Wilson played the magic girl in the 1996 movie Matilda, which also stars Danny DeVito and his wife, Rhea Perlman.

In the same year, her mother Suzie died of breast cancer.

Wilson talked about how sad she was and said, “I didn’t really know who I was.”I was someone else before and after that. Wilson talks about how painful it was for her to lose her mother: “She was like this omnipresent thing in my life.” “It was like too much for me,” she says. That’s all I wanted to do as a child, especially after my mother died. The young starlet admitted that she was “the most unhappy” and tired at the time, even though she was famous.

 

Wilson took on her last big part against her will when she was eleven years old, in the fantasy adventure movie “Thomas and the Magic Railroad” (2000). When she first read the story, she thought, “The characters were too young.” When I was eleven, I had a strong reaction to the writing.I felt bad. She says, “How cute, The Guardian.”

She wasn’t the only one who left Hollywood, though. As a teen, Wilson didn’t have many parts as he went through puberty and outgrew the “cute” stage.

She calls herself “just another awkward, nerdy, loud girl with bad teeth and bad hair whose bra strap was always showing.”

 

“I hadn’t been called cute or had my looks brought up in years, at least not in a good way,” she says of the time she was 13.

Wilson had to deal with the pressures of being famous and the difficulties of growing up in the public eye. She was deeply moved by how she looked changing.

She thinks, “I had this Hollywood idea that you’re not worth anything if you’re not cute or pretty anymore.” Because I directly blamed that for the end of my job. Even though I was tired of it and Hollywood was tired of me, being turned down is still painful.

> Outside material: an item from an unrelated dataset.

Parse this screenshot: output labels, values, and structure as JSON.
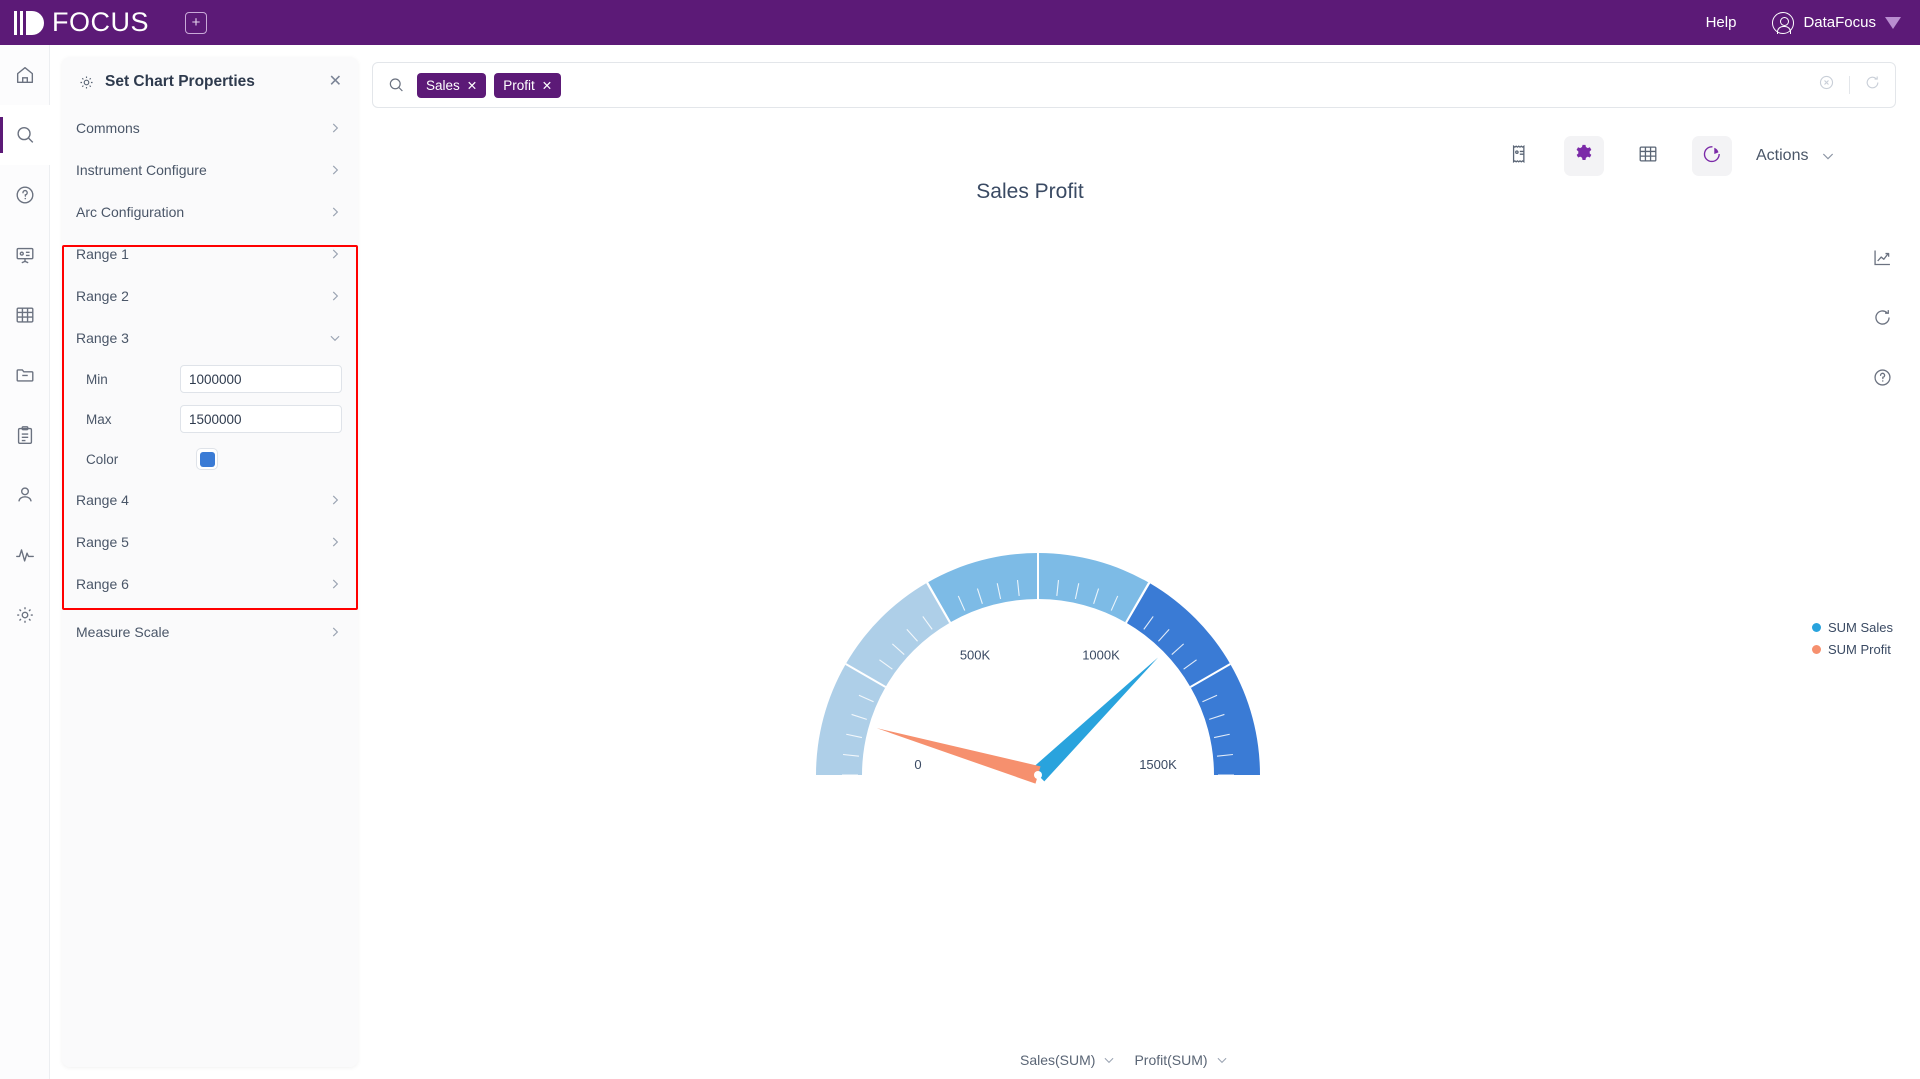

Wilson, who is a writer now, put out her first book called “Where Am I Now? The book “True Stories of Girlhood and Accidental Fame” came out in 2016.

The book talks about many things, from the lessons she learned about sex on the set of “Melrose Place” to the time she realized she wasn’t “cute” enough for Hollywood as a teenager. These pieces tell the story of her rise from unexpected fame to a more humble but happy obscurity.

 

 

She also wrote a biography called Good Girls Don’t, which is about her life as a young actress trying to live up to people’s standards.

She wrote for the Guardian that “being cute just made me miserable.” “I always thought that I would stop doing things, not the other way around.”